Once there we can retreat back to good old strategy of small steps that allow us to climb up. Eventually we reach the peak that is higher than the previous one. Then we can repeat the whole cycle looking for even a bigger hill.
Of course, similarly to the case of J-curves the picture here is idealistic in a way that each change, be it small or big, is a successful one. In reality it is more of experimentation. Some of the changes would work, some not.
As you might have guessed, small steps here represent the evolutionary approach or Kaizen. A big jump is an equivalent of revolutionary change or Kaikaku. Depending on the context one or the other will be more useful.
In fact, there are situations when one of the strategies will be basically useless. That’s why introducing change without understanding current context is simply begging for failure.
One more implication of the picture is that, given lack of any other guidance, evolutionary approach is both less risky and more likely to succeed. That’s why I prefer to start with when I’m unsure about the context which I’m operating within.
One last remark on the Fitness Landscape. What you’ve seen here is a heavily oversimplified view. In reality fitness landscape wouldn’t be two-dimensional. Stuart Kauffman discussed it as three-dimensional model although I tend to think of it as of a multi-dimensional model.
It means that each change can improve our situation in some dimensions and have an opposite result in others. We will have different combination of effects in different dimensions – some more desirable and some less.
If that wasn’t enough the whole landscape is dynamic and it is continuously changing over time. In other words, even after reaching local optimum we will need further continuous improvements to maintain our fitness for purpose. The peak will be moving over time.

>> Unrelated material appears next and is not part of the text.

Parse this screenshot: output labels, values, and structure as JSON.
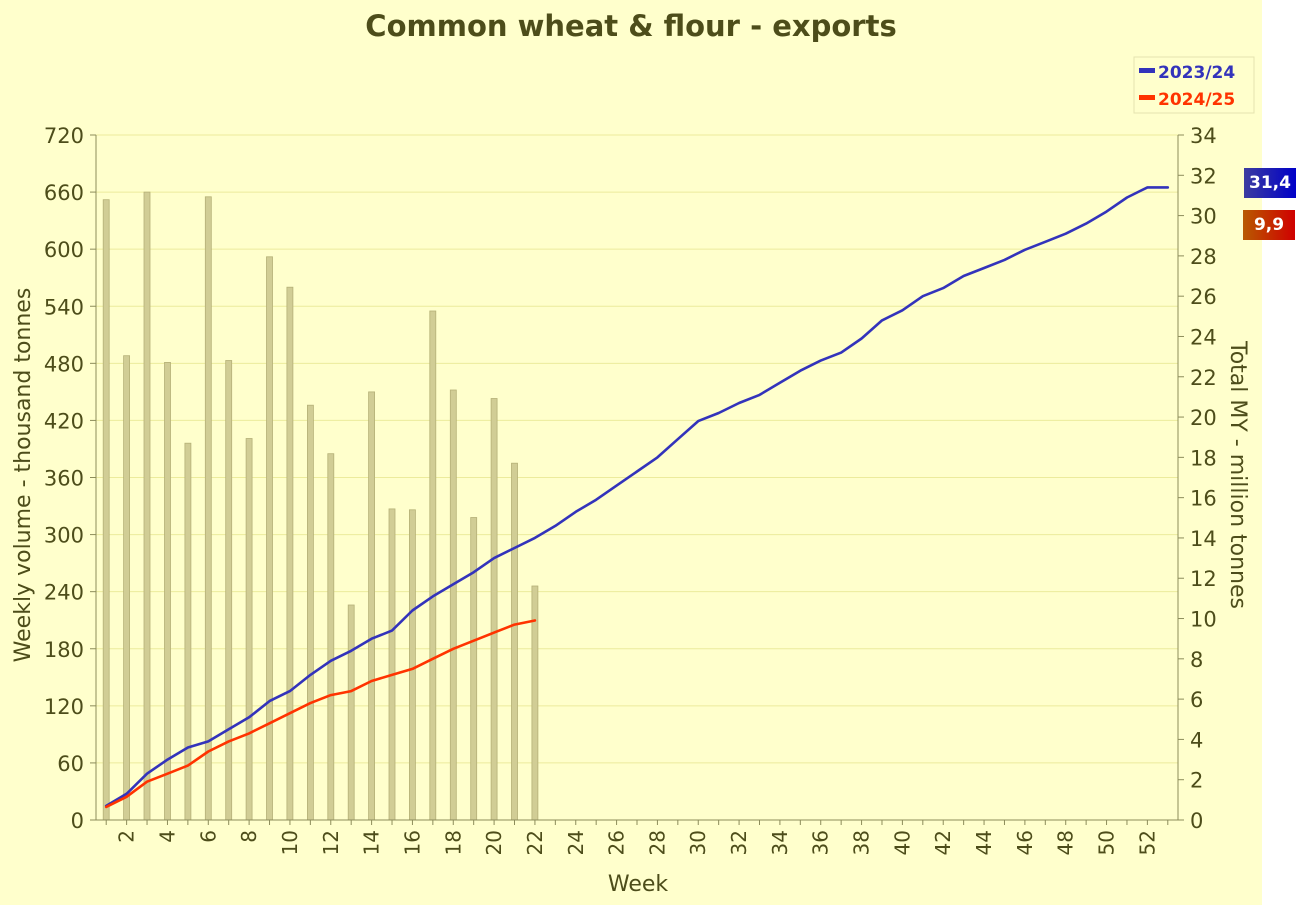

I know the post got long by now (thank for bearing with me that far by the way). This is however the starting point for the discussion why introducing the change very often triggers resistance. It provides pretty good explanation why some many improvement initiatives fail. This is also one of my answers to the question why many agile or lean adoptions are doomed to failure from the day one.
Trying to significantly change an organization without understanding some underlying mechanisms is simply begging for frustration and failure.
Finally, understanding the change models will influence the choice of the methods and tools we’d use to drive our change programs.